The city attorney's assertion comes in response to a lawsuit Brown filed in June alleging that officers targeting him because he is black and that their use of force was unwarranted. Police Chief Alfonso Morales apologized to Brown and in May announced that 11 of the officers involved in the rookie guard's arrest were disciplined or retrained.
But city attorney Grant Langley said in a court filing in federal court Friday night that Brown was at least partially to blame for what happened on Jan. 26 during his encounter with police outside a Walgreens at around 2 a.m.
"The injuries and damages sustained by the plaintiff, if any, were caused in whole or in part by their own acts or omissions," the court filing reads.
The Journal Sentinel reported that Milwaukee Mayor Tom Barrett was surprised by the city attorney's response, saying Saturday that he wasn't briefed on it before it was filed.
"I think it's counterproductive for anybody to turn up the heat with rhetoric like this," Barrett said. "I'm trying to bring respect throughout the entire community, and I'm going to continue to do that."

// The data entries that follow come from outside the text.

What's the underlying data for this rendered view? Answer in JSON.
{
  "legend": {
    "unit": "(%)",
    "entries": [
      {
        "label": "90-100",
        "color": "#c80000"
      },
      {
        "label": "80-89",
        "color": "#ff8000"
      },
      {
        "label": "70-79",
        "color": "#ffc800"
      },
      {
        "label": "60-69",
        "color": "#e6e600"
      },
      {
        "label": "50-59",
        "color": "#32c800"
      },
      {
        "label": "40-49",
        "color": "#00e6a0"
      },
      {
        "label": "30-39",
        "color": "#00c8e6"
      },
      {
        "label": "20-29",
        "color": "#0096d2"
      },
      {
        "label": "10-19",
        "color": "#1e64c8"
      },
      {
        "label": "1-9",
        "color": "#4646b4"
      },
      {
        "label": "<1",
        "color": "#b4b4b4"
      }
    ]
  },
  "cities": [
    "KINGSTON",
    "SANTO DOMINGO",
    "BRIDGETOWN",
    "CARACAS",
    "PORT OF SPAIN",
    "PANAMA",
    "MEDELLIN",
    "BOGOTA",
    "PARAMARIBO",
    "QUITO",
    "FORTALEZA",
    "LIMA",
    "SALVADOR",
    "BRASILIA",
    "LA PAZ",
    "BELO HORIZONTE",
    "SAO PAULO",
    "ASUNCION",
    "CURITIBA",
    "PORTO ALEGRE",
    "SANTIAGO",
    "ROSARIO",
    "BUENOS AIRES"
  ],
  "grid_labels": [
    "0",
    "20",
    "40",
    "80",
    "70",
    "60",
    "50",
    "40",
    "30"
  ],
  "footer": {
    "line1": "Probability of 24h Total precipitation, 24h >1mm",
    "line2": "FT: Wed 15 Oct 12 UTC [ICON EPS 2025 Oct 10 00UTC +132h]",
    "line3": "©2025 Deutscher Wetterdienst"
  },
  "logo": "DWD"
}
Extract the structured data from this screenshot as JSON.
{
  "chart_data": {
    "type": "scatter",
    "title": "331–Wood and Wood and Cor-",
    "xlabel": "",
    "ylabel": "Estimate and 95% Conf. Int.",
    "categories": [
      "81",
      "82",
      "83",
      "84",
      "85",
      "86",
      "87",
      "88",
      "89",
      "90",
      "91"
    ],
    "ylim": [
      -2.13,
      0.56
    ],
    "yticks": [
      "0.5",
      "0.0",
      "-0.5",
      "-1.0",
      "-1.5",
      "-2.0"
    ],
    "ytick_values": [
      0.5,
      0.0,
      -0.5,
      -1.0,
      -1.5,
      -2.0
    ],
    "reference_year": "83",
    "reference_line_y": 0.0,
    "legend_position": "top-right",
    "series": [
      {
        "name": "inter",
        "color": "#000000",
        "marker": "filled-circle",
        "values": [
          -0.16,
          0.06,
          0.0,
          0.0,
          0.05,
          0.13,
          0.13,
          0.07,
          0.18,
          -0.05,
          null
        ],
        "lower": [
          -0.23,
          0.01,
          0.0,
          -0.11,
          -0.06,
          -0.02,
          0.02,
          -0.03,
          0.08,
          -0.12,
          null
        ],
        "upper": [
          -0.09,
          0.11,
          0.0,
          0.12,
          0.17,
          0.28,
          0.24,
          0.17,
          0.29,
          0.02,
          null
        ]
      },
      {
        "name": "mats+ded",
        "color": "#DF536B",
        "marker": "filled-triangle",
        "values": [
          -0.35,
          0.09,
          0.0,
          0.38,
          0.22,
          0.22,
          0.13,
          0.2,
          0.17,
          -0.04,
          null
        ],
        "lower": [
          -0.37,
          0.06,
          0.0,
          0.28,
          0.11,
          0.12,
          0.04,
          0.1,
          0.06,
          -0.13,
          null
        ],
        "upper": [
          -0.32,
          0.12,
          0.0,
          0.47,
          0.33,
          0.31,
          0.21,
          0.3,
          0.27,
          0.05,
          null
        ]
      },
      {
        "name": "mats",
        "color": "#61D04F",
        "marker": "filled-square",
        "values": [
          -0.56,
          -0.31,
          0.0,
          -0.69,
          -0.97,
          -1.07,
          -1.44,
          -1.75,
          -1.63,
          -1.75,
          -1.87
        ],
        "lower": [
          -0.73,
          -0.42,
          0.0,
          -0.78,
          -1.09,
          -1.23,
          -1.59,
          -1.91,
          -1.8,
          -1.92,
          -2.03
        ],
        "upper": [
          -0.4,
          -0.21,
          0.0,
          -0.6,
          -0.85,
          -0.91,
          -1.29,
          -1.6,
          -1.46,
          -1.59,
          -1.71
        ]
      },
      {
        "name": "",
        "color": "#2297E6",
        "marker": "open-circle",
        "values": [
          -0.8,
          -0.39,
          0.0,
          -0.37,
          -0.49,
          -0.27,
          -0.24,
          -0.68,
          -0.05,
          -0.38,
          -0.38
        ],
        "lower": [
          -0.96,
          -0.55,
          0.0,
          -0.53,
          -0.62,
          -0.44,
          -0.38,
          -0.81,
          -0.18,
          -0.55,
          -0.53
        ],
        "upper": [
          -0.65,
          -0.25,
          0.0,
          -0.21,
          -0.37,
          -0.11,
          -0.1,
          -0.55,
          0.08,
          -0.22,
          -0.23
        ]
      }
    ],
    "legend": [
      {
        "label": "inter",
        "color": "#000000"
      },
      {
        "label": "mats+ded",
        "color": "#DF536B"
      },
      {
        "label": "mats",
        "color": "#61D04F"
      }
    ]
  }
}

The Milwaukee Police Department did not respond to a request for an interview with the chief, the newspaper reported. Brown's attorney, Mark Thomsen, said he wouldn't comment until Monday.
Brown had been talking with officers while waiting for a citation for illegally parking in a disabled spot outside the Walgreens when officers took him down because he didn't immediately remove his hands from his pockets as ordered. Brown had been cooperative with officers and never appeared to threaten police before or during his arrest, according to police body-camera videos . He was never charged for the parking violation.